Musician, Educator, Rotarian.
On Wednesday, May 8, 2019, Olivet Nazarene University and the Rotary Club of Bradley-Bourbonnais jointly honored Dr. Harlow Hopkins with a luncheon and the installation of a sculpture of a clarinet in Larsen Fine Arts Center.
The luncheon served as the Rotary’s weekly meeting and many members of the club were in attendance to celebrate, including guest of honor Dr. Hopkins and his wife, Harriet. Also in attendance were University President John C. Bowling; Bradley-Bourbonnais Rotary Club President, Mrs. Jean Koehler; members of Olivet’s administrative team; Professor Bill Greiner who oversaw the installation of the sculpture; and current faculty members of the School of Music.
The sculpture was created by local artist, Mr. Andrew Palmer. Titled “The Music Maker,” the clarinet is formed from copper that was aged with jeweler’s oxidation fluid to develop a blackened patina. The keys are made with poured, colorful resin to create a stained-glass look. Of the work and its reflection of Dr. Hopkins’s musical legacy, Mr. Palmer says, “The colors are beautiful individually, but with the right conductor, in the right light, they can harmoniously blend together.”
Dr. Hopkins began playing the clarinet at age 11 and continued for 69 years. Feeling called to share his passion for music, he served as a member of the Olivet faculty for 41 years, including 29 years as the Chair of the Department of Music.
With a strong desire to continuously learn and grow, Dr. Hopkins joined the Bradley-Bourbonnais Rotary Club in 1981, hoping to meet community members outside of his normal circle of influence. Rotarian and project coordinator, Mr. Steve Hill reflected on Dr. Hopkins’ involvement, “Over the decades, Harlow and Harriet have quietly impacted the community and so many different lives. Harlow truly is one of God’s sweet songs and the lives of so many have been blessed through him.”
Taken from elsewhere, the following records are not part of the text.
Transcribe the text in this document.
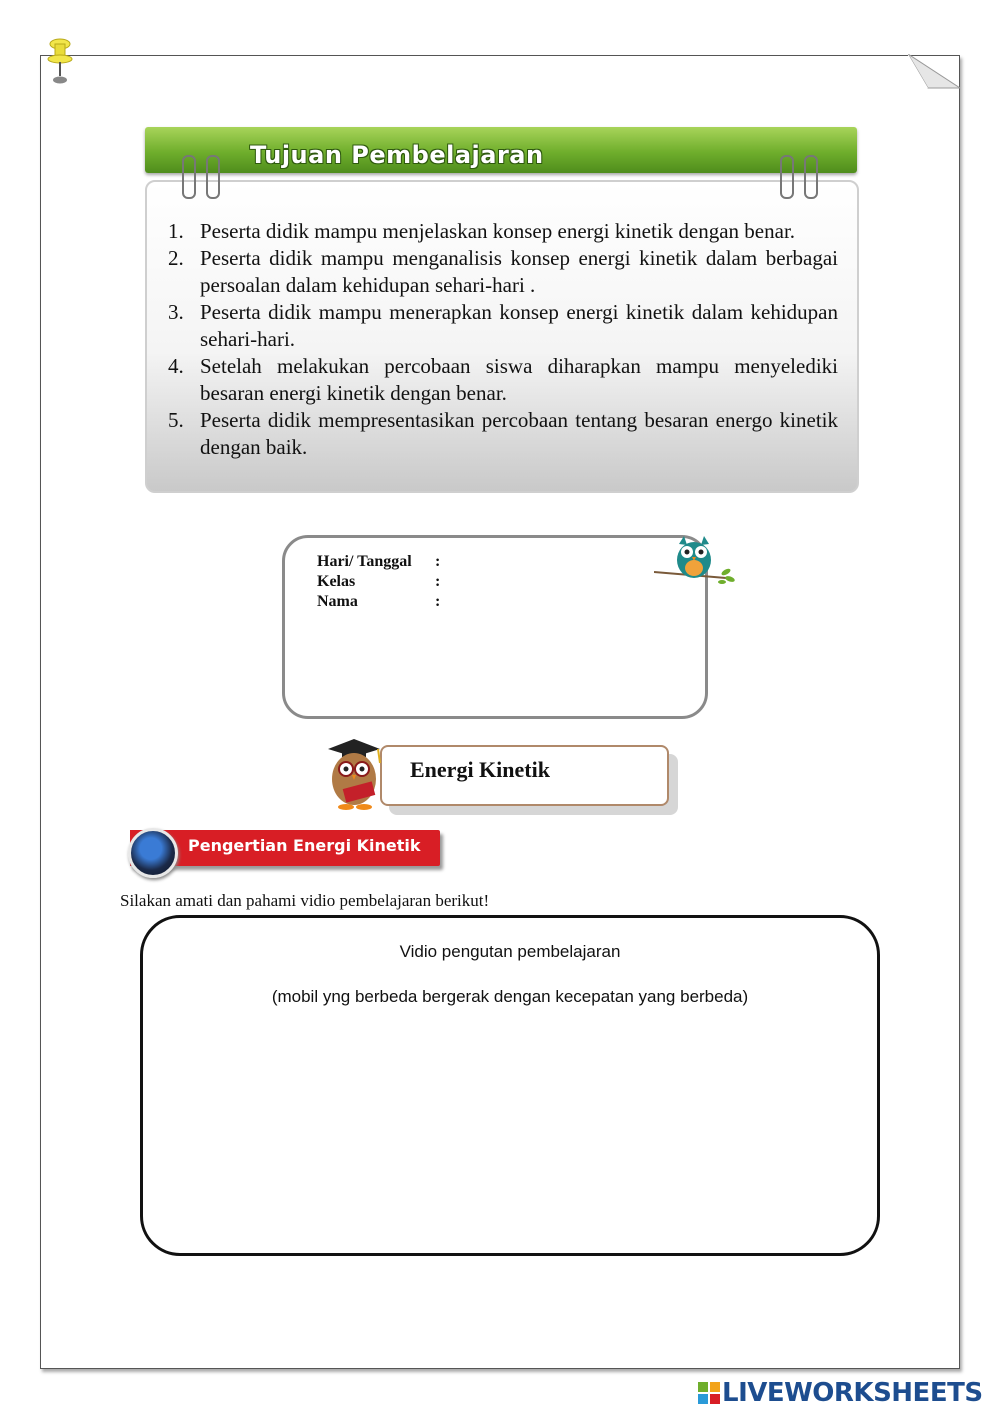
Tujuan Pembelajaran
1. Peserta didik mampu menjelaskan konsep energi kinetik dengan benar.
2. Peserta didik mampu menganalisis konsep energi kinetik dalam berbagai persoalan dalam kehidupan sehari-hari .
3. Peserta didik mampu menerapkan konsep energi kinetik dalam kehidupan sehari-hari.
4. Setelah melakukan percobaan siswa diharapkan mampu menyelediki besaran energi kinetik dengan benar.
5. Peserta didik mempresentasikan percobaan tentang besaran energo kinetik dengan baik.
Hari/ Tanggal :
Kelas	:
Nama	:
Energi Kinetik
Pengertian Energi Kinetik
Silakan amati dan pahami vidio pembelajaran berikut!
Vidio pengutan pembelajaran
(mobil yng berbeda bergerak dengan kecepatan yang berbeda)
LIVEWORKSHEETS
Early into his involvement with Rotary, Dr. Hopkins assumed the role of editor and publisher of the club’s weekly news-letter, the Sprocket. Every week for almost 38 years, readers have enjoyed Dr. Hopkins’ articles on the local, national and international achievements of Rotary, as well as glimpsed his fun-loving nature with his addition of humorous quips and jokes.
Dr. Don Reddick, chair of the School of Music gave the closing remarks at the luncheon, addressing Dr. Hopkins: “I aspire to live my life as you have lived, to have the relationship you have with our Savior, and to hopefully be a blessing to others in a similar manner to what you have been to me and many. Whether it’s legend, mentor, or friend, today I call you ‘hero.’”
Of being recognized, Dr. Hopkins says, “Olivet and Rotary Club have greatly enriched my life. To be so honored by both Olivet and Rotary is beyond belief. My deepest thanks to all of you.”
The sculpture will be on permanent display in Larsen Fine Arts Center.